今宵はリーンハルト殿と最愛にして唯一の側室であるアーシャ殿を囲み楽しもうではないか!」

 

 ローラン公爵の言葉に一斉に注目し、笑みを浮かべパチパチと拍手をしてくれる。ローラン公爵はアーシャにまで配慮してくれたのには参った、ここ迄配慮されると困惑すら有るな。

 

 何人かの派閥上位貴族を紹介されて挨拶を交わす、三十分ほど紹介と挨拶を繰り返し、顔と名前を一生懸命覚える事に集中した。

 手紙のやり取りはしているが、所属派閥と名前の確認だけで顔は知らない連中ばかりだ。

 

 漸く紹介が終わり、ローラン公爵が楽団に合図を送ると演奏が始まる。漸く舞踏会の始まりだ……

 

「アーシャ、漸く舞踏会の始まりだ」

 

 退屈な顔を見せず常に柔らかい笑みを浮かべていたアーシャに手を差し伸べる、挨拶を交わした連中の半分以上はアーシャを見ていない。

 辛い時間だった筈なのに、そんな事を一切感じさせない彼女を愛しく思う。

 

「はい、旦那様」

 

 差し出された白く小さい手を握り、ホールの中央部分まで進む。既にローラン公爵夫妻は待っていたので、向かい合う形となる。

 

 互いに一礼してから音楽に合わせて踊り出す、失敗は許されない大役だ……

 

 舞踏会は二組の方舞から始まる、ホスト役のローラン公爵夫妻と僕とアーシャの四人だけ。然り気無く周囲に視線を送れば色々な感情が見て取れる。

 

 称賛・嫉妬・賛美・畏敬、良くも悪くも表情に出すのは二流だよ。純真な笑顔を向けてくれるのはヘリウス殿だけで、他の笑顔は感情が無くて怖い。

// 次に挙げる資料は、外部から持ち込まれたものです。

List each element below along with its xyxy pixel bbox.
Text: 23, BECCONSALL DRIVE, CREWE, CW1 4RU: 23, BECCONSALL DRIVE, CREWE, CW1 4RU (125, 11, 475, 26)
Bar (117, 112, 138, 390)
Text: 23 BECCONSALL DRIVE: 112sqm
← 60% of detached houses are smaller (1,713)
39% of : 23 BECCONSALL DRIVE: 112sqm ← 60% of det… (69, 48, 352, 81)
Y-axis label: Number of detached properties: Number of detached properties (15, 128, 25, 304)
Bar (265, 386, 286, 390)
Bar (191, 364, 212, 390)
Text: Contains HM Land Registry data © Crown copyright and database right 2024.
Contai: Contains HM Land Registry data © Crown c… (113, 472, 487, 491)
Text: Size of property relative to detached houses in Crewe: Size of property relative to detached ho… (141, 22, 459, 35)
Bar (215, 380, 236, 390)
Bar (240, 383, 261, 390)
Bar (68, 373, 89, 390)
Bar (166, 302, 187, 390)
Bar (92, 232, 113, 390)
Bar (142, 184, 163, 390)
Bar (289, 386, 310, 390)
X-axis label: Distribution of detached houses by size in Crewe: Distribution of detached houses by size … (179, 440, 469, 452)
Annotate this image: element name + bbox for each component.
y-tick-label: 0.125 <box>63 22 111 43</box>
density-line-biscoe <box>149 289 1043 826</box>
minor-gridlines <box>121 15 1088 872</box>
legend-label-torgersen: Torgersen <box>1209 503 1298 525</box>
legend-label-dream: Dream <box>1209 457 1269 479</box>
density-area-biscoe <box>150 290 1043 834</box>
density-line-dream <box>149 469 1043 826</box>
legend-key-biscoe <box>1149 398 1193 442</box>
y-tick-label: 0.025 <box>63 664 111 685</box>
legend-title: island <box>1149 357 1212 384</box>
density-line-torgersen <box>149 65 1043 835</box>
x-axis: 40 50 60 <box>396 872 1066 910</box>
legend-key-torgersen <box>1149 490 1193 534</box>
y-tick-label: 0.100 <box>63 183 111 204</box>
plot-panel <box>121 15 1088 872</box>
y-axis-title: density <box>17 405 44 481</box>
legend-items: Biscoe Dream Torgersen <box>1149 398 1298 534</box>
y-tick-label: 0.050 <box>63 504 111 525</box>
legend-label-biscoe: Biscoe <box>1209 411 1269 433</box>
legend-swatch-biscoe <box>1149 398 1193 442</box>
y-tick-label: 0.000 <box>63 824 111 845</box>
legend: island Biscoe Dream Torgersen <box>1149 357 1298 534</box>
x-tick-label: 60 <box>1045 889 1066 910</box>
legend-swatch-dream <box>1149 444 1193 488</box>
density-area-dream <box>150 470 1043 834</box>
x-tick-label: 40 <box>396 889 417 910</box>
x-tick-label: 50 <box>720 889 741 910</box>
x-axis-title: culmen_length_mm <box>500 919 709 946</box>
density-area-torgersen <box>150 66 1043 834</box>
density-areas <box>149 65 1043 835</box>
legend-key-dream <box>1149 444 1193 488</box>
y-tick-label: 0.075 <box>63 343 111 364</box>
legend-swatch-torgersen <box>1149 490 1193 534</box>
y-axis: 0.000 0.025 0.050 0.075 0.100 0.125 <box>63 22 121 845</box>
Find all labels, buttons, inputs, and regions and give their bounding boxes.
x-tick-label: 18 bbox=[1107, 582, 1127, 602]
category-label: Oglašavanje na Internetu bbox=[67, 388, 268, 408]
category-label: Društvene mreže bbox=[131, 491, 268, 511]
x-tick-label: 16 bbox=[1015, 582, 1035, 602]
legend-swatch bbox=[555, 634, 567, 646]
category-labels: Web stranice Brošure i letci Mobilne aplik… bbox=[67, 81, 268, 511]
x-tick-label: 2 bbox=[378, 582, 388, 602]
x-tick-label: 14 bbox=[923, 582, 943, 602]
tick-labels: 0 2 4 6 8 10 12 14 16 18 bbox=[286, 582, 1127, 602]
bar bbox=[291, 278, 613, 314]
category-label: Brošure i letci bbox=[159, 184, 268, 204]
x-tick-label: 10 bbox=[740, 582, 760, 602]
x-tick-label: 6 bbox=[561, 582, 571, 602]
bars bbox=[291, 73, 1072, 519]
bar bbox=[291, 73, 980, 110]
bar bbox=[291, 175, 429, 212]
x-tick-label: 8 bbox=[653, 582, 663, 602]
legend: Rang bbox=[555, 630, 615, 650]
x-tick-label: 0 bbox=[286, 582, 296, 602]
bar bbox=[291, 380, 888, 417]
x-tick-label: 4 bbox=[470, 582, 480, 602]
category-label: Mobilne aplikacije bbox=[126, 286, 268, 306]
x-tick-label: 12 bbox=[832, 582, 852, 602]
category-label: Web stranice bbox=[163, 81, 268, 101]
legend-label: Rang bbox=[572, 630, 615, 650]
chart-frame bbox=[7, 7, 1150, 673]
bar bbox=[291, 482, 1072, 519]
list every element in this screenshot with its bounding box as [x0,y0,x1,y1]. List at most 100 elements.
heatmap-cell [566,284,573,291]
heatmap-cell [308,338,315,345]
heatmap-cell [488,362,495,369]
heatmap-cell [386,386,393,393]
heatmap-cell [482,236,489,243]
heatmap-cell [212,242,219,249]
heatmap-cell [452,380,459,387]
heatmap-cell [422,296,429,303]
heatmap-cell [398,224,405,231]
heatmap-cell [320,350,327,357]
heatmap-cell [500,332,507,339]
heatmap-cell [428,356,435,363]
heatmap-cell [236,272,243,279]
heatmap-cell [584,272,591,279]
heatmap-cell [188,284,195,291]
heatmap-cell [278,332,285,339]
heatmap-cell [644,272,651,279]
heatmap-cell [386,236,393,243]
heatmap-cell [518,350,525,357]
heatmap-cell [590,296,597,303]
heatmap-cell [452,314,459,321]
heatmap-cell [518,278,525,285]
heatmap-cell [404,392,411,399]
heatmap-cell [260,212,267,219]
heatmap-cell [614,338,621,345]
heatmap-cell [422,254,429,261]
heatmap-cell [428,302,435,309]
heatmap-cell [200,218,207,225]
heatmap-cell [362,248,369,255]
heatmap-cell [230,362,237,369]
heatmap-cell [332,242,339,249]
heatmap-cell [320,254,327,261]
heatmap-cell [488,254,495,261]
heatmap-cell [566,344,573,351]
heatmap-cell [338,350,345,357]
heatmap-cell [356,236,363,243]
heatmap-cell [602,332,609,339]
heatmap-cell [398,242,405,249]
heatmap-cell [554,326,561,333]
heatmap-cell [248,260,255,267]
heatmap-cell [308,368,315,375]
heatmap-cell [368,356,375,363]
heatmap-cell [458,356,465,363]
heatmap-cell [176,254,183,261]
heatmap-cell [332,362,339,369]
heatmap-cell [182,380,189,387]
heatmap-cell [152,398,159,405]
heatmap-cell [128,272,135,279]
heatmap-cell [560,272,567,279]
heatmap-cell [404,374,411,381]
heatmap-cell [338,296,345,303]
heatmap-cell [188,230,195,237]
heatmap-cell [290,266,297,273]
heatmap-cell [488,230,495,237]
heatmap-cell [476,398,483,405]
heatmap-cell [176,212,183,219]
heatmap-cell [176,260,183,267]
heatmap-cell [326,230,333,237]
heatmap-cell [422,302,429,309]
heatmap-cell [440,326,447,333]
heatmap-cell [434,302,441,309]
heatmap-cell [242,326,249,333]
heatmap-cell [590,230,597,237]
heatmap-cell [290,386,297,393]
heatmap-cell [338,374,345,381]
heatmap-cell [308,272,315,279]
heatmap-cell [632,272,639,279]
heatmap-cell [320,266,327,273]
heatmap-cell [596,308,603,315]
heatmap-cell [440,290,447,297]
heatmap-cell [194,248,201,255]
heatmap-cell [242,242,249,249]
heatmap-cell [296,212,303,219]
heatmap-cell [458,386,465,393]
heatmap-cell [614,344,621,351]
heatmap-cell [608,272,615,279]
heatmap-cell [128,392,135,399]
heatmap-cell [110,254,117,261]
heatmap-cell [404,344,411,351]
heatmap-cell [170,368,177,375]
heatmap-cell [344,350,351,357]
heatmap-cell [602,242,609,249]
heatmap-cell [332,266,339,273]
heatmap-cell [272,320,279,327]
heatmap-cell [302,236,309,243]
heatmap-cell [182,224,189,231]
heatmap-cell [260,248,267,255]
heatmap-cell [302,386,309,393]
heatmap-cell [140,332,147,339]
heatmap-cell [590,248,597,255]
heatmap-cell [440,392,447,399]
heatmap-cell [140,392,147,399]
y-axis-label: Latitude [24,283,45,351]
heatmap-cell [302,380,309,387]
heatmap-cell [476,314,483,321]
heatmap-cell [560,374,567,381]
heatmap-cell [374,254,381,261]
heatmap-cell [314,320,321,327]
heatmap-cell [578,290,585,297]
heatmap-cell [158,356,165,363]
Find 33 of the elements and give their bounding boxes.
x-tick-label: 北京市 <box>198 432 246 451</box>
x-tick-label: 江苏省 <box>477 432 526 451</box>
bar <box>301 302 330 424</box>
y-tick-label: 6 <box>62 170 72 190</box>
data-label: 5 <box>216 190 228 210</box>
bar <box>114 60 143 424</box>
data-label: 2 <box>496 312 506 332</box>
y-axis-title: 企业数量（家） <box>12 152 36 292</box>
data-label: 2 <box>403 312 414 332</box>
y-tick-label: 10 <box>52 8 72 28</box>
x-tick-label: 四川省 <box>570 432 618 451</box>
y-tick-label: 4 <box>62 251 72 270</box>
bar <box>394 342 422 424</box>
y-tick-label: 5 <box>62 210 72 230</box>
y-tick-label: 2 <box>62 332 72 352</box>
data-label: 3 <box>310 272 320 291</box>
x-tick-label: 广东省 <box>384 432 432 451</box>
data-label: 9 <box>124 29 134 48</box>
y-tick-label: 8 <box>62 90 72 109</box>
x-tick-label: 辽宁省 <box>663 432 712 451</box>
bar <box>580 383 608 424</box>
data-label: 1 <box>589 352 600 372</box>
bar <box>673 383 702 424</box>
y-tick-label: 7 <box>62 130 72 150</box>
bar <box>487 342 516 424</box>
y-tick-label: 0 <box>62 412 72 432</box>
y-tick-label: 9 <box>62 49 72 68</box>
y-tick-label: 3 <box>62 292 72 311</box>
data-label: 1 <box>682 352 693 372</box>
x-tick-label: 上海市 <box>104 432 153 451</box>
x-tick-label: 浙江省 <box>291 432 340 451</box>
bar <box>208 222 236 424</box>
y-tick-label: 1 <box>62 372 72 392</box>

 値踏みの視線だな、僕に接触するメリットとデメリットを計算している。好意的に考えれば、各々が家の繁栄と存続の為に努力しているのだろう。

 

「アーシャ、僕はローラン公爵の派閥では半分近くから嫉妬と畏怖を感じる。警戒はしてくれ、何かしら絡まれたら困る」

 

 ダンスの途中で抱き寄せた時に耳元で囁く、表情は笑顔だからイチャイチャしてる風にしか見えないだろう。

 

「分かりました、不用意に言質を取られない様に注意します」

 

 彼女も楽しそうに笑顔を浮かべながら応えた、アーシャは本当に精神的に強くなっている。それだけ苦労を掛けているんだ、深窓の令嬢だったアーシャが多くの経験を積む位に……

 

 

 

◇◇◇◇◇◇

 

 

 

 方舞を終えてホール中央から食事やワイン等の酒類を楽しませる会場へと移る、ホスト役のローラン公爵夫妻も一緒だ。

 

「リーンハルト様のダンスステップは見事ですわね、若い娘達が熱い視線を向けてますわよ」

 

「メラニウス様こそ会場の紳士達からの視線を感じました、僕も踊る姿の艶やかさに目を奪われましたから」

 

「奥手で一途と聞いていたが、中々口は上手みたいですな」

 

 はっはっは、と笑い合う。軽い言葉のやり取りの中に色々な意味を探り合う。

 

 メラニウス様は一族の女性達を紹介しやすい話題を振り、僕が彼女を持ち上げてやんわりと断った。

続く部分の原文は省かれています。